The band, made up of William Addison on Irish bouzouki and vocals, Robin Jones on mandolin, tenor banjo and vocals and Tomos Williams on guitar and vocals, has received massive critical attention in the past three years
Their record Hide and Hair was named best album at the awards ceremony, presented by Mark Radcliffe at Bridgewater Hall, Manchester, and they received their prize from musician and songwriter Graham Gouldman of 10cc.
The trio formed as the members worked as English teachers in Beirut, Lebanon, just a few years ago. They have since torn a shape very much their own into the canvas of the UK folk scene.
Originally from North Wales and Yorkshire, while living in Beirut, they spent a year boiling down the roots of their sound into a hybrid of traditional influences that intrigued Lebanese audiences in the country’s biggest venues.
They moved back to the UK and spent a tireless year performing up and down the country, leading to BBC Radio 2’s Mark Radcliffe hailing them as “one of the real discoveries on the folk circuit in recent times.”
The trio have been playing at major UK festivals this summer and returned from an American tour in time for the BBC awards evening. The band are suitably delighted with scooping one of the major folk awards of the year and thanked their many fans for voting for them from an initial shortlist of four that had been decided by judges.

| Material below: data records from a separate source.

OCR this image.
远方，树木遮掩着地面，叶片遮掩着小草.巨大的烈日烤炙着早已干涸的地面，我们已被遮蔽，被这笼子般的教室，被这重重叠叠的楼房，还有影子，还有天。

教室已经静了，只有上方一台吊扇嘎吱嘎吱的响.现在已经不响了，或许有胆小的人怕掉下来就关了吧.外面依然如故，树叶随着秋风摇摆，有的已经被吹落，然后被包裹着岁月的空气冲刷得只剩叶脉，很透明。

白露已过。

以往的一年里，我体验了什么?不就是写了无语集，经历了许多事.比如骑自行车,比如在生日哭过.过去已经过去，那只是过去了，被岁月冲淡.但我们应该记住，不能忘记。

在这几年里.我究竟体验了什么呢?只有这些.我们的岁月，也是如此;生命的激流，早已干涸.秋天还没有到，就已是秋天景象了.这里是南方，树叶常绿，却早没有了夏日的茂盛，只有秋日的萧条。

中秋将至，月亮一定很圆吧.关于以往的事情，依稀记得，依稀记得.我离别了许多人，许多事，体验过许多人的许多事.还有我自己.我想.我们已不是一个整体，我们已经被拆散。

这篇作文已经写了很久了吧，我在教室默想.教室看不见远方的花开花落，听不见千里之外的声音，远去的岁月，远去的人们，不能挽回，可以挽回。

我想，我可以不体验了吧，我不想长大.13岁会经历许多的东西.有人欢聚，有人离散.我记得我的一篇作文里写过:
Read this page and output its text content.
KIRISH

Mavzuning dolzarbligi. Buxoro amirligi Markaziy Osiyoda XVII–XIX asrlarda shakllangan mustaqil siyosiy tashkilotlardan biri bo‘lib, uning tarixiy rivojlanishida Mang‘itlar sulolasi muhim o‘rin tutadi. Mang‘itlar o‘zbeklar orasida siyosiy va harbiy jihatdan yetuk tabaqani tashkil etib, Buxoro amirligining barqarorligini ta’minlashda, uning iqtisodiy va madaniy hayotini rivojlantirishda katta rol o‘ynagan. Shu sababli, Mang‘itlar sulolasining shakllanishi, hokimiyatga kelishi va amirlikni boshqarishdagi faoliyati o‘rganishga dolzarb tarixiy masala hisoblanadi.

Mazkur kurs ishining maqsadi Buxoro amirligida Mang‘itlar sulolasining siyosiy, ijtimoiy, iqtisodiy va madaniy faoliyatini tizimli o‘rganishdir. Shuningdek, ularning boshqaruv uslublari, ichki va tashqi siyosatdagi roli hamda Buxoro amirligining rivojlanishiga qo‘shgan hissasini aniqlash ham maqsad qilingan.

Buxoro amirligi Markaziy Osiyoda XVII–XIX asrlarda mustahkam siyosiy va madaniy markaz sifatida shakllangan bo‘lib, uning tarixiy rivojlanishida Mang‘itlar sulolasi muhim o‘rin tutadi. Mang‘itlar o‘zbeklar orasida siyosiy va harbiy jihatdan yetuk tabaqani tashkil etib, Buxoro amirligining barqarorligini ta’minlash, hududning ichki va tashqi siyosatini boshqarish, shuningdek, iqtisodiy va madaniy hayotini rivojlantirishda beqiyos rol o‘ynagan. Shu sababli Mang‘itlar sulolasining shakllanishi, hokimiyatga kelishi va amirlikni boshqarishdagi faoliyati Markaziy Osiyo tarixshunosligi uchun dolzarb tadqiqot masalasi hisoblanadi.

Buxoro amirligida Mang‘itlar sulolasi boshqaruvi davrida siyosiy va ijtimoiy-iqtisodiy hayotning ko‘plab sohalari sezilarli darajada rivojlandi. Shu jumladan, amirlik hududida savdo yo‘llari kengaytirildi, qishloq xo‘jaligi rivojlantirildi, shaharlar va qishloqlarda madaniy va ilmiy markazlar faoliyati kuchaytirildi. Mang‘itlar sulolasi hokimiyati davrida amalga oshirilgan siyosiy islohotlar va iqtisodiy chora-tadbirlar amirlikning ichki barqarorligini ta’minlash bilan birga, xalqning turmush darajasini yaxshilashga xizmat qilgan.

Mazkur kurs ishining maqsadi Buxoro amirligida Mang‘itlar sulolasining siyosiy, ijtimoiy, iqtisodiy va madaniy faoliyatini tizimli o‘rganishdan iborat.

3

With a clear nod to the musical revivals of the sixties and seventies, Hide And Hair is rooted in the folk traditions of Ireland and Britain but the themes remain decidedly contemporary. Recorded in the spring of 2018 at Penylan studios in mid-Wales, the array of material is hugely diverse, the album almost being treated as a journey across both time and continents.
Album opener Difyrrwch is their own arrangement of three traditional tunes, two Welsh, one English (Hen Ferchetan, Difyrrwch Gwyr y Gogledd, The Parson’s Farewell) and Kadisha – the title of which was taken from the name of a spectacular valley in northern Lebanon. Hide And Hair is as much about characters as it is places, however. Gloria is a story of self-discovery and a celebration of being true to oneself and the song Gawain takes its inspiration from the medieval tale of Sir Gawain and the Green Knight.
It was mixed by Donald Richard in Toronto and mastered by John Davis - who re mastered Led Zeppelin and termed the Trials of Cato ‘ The Sex Pistols of Folk' - of Metropolis Studios in London.
The band will also perform at the Red Lion Folk Club in Birmingham on November 20.